In this work we aim to develop a non-hydrostatic sand wave model in Delft3D, combining earlier work by Lefebvre et al. (2014) and van Gerwen et al. (2018). Using this model, we will systematically investigate the factors that contribute to the possible emergence of a flow separation zone. We are specifically interested in its spatial and temporal extent during a tidal cycle. We expect sand wave shape (e.g., lee slope angle, sharpness of the crest) and tidal current strength to be key parameters for the possible presence of flow separation.

Damveld, J.H., van der Reijden, K.J., Cheng, C., Koop, L., Haaksma, L.R., Walsh, C.A.J., et al. (2018). Video transects reveal that tidal sand waves affect the spatial distribution of benthic organisms and sand ripples. Geophysical Research Letters 45.

Lefebvre, A., Paarlberg, A.J., Ernstsen, V.B., & Winter, C. (2014). Flow separation and roughness lengths over large bedforms in a tidal environment: A numerical investigation. Continental Shelf Research 91.

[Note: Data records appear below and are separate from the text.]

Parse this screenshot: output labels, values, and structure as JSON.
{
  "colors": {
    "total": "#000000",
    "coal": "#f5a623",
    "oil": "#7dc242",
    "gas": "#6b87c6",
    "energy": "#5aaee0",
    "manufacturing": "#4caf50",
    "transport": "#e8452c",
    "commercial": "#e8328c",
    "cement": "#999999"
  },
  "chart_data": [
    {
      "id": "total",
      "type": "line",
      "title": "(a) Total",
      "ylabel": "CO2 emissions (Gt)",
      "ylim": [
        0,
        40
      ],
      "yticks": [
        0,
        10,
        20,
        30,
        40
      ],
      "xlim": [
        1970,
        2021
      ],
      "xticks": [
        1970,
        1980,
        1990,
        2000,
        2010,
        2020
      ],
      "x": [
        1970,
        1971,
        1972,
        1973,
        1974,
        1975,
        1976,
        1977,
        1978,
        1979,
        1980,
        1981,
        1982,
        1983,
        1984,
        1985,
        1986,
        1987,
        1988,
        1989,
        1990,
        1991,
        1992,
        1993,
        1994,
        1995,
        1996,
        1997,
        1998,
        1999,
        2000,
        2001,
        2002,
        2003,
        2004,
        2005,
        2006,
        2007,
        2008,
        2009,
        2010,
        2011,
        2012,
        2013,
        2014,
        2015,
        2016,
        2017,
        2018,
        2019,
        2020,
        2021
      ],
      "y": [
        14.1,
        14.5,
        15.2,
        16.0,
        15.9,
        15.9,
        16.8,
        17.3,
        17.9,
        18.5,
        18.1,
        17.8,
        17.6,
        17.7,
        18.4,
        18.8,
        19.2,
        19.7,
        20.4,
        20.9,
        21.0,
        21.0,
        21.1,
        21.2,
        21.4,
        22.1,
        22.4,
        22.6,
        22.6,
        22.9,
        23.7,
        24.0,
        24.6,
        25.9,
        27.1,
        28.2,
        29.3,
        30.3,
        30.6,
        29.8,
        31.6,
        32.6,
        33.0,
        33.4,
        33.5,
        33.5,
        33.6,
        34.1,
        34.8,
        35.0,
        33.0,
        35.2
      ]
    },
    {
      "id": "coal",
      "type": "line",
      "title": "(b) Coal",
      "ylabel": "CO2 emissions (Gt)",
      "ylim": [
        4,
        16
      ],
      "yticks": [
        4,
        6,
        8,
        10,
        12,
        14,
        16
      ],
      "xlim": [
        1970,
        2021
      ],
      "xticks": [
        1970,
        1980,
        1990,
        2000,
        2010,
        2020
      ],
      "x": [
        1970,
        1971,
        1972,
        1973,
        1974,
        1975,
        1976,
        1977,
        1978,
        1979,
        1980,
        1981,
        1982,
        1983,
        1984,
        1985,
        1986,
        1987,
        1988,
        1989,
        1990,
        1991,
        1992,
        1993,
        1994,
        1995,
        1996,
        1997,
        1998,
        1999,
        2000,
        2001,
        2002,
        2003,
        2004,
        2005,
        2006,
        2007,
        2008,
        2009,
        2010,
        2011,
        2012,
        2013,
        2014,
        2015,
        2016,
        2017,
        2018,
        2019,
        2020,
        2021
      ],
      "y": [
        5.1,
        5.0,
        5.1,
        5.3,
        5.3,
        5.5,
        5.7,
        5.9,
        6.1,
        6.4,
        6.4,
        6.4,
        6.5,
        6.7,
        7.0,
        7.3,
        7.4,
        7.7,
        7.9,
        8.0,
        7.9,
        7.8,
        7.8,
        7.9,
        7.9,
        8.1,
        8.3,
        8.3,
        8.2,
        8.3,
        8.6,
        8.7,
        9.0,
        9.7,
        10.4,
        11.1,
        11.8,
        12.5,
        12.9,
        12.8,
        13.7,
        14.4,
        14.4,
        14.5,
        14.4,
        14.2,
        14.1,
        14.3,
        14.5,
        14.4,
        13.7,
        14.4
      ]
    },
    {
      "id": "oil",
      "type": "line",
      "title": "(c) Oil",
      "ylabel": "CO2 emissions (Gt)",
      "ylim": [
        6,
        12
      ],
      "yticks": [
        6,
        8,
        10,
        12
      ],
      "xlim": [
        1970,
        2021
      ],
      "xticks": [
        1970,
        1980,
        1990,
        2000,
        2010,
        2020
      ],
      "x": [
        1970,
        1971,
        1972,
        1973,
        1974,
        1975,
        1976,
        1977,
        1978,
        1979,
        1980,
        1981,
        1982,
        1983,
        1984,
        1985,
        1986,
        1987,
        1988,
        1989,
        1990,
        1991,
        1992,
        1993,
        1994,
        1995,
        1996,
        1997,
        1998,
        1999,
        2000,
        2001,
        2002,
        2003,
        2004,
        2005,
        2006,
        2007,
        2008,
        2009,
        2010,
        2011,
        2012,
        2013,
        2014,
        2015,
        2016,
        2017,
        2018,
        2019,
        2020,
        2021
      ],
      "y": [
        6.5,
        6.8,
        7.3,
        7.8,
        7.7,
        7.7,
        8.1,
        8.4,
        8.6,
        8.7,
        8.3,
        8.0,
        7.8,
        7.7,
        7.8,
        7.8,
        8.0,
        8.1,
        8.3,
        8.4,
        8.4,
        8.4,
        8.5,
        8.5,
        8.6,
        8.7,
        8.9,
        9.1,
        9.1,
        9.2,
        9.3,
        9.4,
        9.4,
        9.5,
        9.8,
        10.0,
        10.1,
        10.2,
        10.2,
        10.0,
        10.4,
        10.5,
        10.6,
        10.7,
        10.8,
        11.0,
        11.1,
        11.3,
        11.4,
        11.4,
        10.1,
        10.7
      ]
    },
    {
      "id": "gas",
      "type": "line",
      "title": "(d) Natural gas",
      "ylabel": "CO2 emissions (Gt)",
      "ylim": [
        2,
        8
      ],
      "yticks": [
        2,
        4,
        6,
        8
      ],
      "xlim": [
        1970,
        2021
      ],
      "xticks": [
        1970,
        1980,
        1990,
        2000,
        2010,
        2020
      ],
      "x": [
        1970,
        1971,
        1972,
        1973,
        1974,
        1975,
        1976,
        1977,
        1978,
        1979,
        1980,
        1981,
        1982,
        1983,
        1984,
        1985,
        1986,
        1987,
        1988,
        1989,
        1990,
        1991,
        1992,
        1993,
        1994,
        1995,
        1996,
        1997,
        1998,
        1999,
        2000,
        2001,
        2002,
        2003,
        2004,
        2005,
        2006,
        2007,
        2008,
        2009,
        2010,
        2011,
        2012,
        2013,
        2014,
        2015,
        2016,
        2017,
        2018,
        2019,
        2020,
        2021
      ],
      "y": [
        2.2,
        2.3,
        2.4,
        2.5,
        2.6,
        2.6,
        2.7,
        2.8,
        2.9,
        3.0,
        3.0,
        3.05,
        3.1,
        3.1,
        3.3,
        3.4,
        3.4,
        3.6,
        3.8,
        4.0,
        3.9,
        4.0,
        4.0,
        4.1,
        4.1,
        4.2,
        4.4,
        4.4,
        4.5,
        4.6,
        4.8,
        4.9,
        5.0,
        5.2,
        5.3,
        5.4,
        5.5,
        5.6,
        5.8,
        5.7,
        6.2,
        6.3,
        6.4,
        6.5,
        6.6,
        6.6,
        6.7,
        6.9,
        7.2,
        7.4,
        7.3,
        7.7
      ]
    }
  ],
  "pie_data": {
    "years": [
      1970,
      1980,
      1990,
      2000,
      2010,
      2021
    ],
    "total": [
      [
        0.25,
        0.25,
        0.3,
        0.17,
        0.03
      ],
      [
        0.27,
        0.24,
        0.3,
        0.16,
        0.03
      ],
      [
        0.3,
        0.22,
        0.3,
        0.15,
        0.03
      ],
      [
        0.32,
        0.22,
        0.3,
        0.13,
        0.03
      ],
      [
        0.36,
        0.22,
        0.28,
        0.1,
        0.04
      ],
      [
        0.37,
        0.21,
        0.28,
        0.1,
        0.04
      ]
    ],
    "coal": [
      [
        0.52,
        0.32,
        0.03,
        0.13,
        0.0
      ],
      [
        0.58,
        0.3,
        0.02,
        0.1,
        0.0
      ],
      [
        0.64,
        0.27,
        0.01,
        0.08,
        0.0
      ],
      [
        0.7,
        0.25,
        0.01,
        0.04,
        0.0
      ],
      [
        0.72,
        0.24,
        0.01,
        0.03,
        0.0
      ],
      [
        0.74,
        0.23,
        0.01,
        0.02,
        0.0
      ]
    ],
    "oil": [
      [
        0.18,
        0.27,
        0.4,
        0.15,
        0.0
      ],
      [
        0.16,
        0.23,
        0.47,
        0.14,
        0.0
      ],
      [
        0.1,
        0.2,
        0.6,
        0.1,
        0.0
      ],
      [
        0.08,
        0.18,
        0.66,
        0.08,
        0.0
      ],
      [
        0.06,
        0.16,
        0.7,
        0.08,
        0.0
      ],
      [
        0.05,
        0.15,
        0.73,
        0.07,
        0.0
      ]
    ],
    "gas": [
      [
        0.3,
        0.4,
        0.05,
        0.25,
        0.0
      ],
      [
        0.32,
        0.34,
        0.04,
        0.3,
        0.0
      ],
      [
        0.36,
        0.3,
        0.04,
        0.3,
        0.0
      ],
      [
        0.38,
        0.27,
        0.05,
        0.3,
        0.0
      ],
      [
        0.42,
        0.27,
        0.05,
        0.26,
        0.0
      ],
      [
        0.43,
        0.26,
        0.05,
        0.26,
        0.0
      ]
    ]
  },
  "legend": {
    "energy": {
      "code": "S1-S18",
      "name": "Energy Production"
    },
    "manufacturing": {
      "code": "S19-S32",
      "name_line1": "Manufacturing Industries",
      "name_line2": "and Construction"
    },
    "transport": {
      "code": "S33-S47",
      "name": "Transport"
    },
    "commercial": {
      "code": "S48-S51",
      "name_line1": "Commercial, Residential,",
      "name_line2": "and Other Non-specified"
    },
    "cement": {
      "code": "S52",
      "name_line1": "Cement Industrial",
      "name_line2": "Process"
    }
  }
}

Van Gerwen, W., Borsje, B.W., Damveld, J.H., & Hulscher, S.J.M.H. (2018). Modelling the effect of suspended load transport and tidal asymmetry on the equilibrium tidal sand wave height. Coastal Engineering 136.

How to cite: Damveld, J. H., Lefebvre, A., Borsje, B. W., and Hulscher, S. J. M. H.: Complex hydrodynamics over tidal sand waves: the role of flow separation, EGU General Assembly 2022, Vienna, Austria, 23–27 May 2022, EGU22-13333,, 2022.